ORDERED that the order is affirmed, with costs payable by the appellants appealing separately and filing separate briefs.
The defendants met their prima facie burden of showing that the plaintiff Robert S. Rampino did not sustain a serious injury within the meaning of Insurance Law § 5102(d) as a result of the subject accident ( see Toure v. Avis Rent A Car Sys., 98 N.Y.2d 345, 746 N.Y.S.2d 865, 774 N.E.2d 1197; Gaddy v. Eyler, 79 N.Y.2d 955, 956–957, 582 N.Y.S.2d 990, 591 N.E.2d 1176). Rampino alleged, inter alia, that as a result of the subject accident, he sustained injuries to the cervical and lumbosacral regions of his spine. On the motion for summary judgment, the defendants submitted evidence establishing, among other things, prima facie, that the alleged injuries to the cervical and lumbosacral regions of Rampino's spine did not constitute serious injuries within the meaning of Insurance Law § 5102(d) ( see Rodriguez v. Huerfano, 46 A.D.3d 794, 795, 849 N.Y.S.2d 275). Although the defendants also attempted to establish, prima facie, that those alleged injuries were, in any event, not caused by the accident, they failed to do so, as their evidentiary submissions actually demonstrated the existence of a triable issue of fact as to causation ( see Luby v. Tsybulevskiy, 89 A.D.3d 689, 931 N.Y.S.2d 902; Kelly v. Ghee, 87 A.D.3d 1054, 1055, 929 N.Y.S.2d 763; see also Hightower v. Ghio, 82 A.D.3d 934, 935, 919 N.Y.S.2d 43).

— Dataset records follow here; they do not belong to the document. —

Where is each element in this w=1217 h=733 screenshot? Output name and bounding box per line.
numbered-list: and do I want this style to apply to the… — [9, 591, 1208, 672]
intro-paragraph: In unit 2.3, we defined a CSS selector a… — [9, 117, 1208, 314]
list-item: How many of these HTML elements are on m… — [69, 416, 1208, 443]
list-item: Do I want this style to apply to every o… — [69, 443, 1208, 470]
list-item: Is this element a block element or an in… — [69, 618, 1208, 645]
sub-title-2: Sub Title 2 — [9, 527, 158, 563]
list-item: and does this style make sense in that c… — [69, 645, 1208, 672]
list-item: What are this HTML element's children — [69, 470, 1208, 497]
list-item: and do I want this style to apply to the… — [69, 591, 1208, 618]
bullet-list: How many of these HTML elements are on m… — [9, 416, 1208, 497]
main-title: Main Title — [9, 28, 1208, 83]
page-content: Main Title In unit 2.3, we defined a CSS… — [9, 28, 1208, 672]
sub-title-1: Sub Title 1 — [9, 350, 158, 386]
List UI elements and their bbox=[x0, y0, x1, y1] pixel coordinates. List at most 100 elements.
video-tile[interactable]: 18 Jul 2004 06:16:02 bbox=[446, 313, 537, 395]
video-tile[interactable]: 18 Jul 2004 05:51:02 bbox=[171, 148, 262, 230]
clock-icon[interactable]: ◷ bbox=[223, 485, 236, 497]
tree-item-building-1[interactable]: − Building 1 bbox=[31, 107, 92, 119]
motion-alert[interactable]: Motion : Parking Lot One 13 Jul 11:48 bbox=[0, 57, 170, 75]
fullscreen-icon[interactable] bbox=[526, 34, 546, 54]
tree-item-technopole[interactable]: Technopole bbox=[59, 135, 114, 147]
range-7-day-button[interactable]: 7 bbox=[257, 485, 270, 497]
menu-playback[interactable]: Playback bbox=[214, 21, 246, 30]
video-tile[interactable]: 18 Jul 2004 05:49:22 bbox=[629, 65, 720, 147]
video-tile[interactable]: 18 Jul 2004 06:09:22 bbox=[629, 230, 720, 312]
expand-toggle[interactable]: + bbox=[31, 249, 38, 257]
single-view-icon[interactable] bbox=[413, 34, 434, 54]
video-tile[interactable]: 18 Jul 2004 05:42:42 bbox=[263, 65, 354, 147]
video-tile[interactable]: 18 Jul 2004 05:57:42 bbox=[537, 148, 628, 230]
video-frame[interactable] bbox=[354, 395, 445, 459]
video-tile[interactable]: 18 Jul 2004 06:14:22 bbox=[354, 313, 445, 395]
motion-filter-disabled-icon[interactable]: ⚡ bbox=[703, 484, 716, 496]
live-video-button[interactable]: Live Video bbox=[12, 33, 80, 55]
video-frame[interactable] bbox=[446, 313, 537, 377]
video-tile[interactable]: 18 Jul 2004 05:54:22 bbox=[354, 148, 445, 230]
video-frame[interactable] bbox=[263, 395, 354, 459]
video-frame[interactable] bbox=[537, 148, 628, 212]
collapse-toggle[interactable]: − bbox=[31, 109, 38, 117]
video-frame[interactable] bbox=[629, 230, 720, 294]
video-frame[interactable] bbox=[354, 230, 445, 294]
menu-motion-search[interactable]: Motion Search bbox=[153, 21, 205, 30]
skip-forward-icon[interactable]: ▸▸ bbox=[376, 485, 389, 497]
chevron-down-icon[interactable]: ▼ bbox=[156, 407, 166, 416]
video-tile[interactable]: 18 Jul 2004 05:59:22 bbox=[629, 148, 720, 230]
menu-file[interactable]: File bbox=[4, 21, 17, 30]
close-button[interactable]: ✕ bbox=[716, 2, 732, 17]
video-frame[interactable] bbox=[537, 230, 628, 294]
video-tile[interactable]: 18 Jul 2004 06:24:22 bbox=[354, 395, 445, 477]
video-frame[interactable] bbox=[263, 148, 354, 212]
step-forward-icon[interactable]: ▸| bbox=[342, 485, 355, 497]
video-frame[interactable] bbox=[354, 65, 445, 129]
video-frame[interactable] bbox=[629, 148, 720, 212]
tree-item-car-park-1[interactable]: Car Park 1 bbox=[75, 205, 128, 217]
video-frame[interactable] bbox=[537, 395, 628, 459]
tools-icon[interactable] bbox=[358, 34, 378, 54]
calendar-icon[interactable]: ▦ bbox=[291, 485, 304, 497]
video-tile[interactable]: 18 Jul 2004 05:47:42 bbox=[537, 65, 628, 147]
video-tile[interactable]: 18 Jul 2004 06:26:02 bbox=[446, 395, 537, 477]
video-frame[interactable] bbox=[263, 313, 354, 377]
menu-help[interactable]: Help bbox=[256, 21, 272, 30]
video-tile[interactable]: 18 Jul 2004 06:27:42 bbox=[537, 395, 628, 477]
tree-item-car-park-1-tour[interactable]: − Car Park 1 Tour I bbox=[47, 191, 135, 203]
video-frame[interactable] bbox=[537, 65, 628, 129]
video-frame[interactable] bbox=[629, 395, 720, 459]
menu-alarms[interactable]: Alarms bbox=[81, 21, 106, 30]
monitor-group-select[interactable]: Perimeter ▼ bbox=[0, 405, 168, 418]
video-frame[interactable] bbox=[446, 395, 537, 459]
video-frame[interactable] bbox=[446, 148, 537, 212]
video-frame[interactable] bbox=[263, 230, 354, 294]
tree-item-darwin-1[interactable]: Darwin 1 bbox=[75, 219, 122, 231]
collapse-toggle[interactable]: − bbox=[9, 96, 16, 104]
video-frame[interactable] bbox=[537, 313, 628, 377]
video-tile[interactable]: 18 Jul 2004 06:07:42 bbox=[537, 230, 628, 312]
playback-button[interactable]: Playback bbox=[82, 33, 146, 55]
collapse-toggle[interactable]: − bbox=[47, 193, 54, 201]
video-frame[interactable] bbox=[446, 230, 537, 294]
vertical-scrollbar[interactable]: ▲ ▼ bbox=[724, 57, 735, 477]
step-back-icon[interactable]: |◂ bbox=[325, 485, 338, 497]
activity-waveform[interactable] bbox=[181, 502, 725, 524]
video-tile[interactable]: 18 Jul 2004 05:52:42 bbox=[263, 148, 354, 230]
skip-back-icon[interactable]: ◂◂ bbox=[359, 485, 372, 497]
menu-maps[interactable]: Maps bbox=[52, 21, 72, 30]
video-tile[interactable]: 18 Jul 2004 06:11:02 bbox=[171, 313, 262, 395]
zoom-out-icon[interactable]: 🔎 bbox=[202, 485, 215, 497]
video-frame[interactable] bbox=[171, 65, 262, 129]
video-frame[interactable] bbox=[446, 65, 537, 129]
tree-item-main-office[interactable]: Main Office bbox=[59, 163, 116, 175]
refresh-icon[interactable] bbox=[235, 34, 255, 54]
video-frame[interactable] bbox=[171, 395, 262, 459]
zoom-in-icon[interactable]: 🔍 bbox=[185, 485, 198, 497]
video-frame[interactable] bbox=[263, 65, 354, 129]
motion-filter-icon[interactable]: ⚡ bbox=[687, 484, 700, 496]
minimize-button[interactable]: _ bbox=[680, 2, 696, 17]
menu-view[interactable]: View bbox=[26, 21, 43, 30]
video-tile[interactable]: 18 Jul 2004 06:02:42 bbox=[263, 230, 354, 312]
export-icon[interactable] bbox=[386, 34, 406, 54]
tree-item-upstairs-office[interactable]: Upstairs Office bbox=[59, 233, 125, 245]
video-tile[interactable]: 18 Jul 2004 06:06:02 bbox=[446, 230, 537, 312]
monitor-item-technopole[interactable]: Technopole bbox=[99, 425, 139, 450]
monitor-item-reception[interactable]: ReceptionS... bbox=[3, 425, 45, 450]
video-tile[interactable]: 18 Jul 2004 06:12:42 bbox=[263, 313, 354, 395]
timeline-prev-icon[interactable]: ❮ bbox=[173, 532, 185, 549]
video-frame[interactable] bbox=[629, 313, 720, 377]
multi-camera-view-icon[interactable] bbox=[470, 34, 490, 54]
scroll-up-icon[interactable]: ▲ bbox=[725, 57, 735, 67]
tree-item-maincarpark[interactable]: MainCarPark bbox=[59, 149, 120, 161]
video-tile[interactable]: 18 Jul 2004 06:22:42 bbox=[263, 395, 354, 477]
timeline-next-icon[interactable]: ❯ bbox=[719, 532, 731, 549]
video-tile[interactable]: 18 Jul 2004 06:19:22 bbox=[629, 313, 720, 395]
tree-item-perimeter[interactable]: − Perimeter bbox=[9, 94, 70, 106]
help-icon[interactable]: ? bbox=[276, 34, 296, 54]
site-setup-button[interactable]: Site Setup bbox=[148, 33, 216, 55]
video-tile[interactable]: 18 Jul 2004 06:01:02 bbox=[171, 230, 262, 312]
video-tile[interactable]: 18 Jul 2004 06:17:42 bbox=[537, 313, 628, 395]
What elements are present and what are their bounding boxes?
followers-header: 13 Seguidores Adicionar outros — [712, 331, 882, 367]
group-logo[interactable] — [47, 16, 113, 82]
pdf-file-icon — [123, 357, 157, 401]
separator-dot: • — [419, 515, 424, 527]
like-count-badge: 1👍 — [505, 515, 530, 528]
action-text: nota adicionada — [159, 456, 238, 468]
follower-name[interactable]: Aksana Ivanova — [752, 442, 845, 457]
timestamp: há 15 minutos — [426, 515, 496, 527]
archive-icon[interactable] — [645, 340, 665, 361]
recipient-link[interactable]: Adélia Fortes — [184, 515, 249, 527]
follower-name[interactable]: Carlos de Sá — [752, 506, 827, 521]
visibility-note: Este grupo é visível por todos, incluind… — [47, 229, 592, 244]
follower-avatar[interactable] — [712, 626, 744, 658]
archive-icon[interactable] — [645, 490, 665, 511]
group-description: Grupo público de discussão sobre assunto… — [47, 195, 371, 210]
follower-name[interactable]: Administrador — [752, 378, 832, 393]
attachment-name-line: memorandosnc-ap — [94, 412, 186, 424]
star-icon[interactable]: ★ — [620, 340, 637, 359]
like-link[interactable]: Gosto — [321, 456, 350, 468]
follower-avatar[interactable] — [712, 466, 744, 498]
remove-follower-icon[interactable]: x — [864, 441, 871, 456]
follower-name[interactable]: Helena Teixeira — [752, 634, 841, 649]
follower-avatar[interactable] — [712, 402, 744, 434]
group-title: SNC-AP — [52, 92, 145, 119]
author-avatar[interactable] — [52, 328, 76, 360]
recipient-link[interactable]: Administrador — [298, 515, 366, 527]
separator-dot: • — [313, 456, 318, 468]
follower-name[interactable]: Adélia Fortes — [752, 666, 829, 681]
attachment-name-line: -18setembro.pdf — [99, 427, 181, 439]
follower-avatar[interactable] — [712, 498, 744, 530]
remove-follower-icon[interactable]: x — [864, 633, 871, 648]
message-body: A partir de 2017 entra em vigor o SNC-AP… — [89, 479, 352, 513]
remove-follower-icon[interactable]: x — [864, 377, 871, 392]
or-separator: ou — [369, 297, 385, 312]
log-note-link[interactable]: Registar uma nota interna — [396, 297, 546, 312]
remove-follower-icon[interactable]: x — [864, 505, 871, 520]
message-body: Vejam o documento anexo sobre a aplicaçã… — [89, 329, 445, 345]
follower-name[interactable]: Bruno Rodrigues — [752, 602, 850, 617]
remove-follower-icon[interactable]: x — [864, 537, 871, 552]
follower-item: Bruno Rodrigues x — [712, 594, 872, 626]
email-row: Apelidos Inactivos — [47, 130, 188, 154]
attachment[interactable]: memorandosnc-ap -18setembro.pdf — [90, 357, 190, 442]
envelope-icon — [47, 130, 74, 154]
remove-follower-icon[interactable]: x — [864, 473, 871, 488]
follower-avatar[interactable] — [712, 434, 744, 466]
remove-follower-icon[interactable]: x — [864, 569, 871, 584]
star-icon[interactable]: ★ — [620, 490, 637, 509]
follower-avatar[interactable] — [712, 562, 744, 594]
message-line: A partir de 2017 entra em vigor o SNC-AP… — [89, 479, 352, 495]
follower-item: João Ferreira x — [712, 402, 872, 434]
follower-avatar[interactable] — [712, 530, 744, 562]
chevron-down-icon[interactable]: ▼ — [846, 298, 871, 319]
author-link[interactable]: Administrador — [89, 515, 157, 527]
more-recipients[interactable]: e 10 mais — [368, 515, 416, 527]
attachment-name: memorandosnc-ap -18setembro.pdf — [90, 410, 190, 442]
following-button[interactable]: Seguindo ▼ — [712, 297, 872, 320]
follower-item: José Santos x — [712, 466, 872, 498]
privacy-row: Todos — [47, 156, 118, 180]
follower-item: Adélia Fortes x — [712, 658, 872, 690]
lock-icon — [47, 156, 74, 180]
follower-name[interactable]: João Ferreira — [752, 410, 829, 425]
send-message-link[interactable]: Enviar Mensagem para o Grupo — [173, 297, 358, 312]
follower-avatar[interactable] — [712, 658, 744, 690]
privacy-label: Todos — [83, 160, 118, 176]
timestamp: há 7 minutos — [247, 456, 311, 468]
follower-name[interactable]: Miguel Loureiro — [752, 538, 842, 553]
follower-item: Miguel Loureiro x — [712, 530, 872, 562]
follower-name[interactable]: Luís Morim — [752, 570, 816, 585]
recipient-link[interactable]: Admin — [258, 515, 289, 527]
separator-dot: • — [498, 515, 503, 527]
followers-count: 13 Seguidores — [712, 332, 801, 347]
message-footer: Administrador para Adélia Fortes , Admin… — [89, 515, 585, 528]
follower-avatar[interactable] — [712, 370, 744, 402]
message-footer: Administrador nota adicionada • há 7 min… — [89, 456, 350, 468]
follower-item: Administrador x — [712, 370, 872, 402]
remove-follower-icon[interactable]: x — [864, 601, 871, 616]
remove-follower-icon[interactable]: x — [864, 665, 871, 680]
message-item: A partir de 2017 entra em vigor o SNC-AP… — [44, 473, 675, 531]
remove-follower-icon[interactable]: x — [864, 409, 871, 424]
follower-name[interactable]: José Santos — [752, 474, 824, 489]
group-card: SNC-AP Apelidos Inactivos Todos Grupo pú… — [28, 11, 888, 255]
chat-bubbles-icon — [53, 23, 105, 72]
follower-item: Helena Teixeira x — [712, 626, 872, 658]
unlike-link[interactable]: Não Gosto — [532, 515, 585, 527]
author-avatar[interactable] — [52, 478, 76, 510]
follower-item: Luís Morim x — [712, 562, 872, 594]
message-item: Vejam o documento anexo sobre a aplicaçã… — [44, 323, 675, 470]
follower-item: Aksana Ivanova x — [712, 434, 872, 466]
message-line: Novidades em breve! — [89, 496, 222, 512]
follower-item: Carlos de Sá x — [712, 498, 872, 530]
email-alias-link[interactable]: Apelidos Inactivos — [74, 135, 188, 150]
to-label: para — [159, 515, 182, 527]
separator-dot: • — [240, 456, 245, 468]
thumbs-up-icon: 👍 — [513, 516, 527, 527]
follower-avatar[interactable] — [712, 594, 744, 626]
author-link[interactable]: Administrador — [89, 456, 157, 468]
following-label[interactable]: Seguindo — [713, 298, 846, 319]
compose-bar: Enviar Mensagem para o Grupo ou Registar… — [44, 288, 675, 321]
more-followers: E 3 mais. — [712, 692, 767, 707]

In opposition, Rampino submitted evidence raising a triable issue of fact as to whether the alleged injuries to the cervical and lumbosacral regions of his spine constituted serious injuries under the permanent consequential limitation of use and/or significant limitation of use categories of Insurance Law § 5102(d) ( see Perl v. Meher, 18 N.Y.3d 208, –––– – ––––, –––N.Y.S.2d ––––, ––– N.E.2d –––– [2011] ). Accordingly, the Supreme Court properly denied the defendants' motion for summary judgment dismissing the complaint insofar as asserted by Rampino.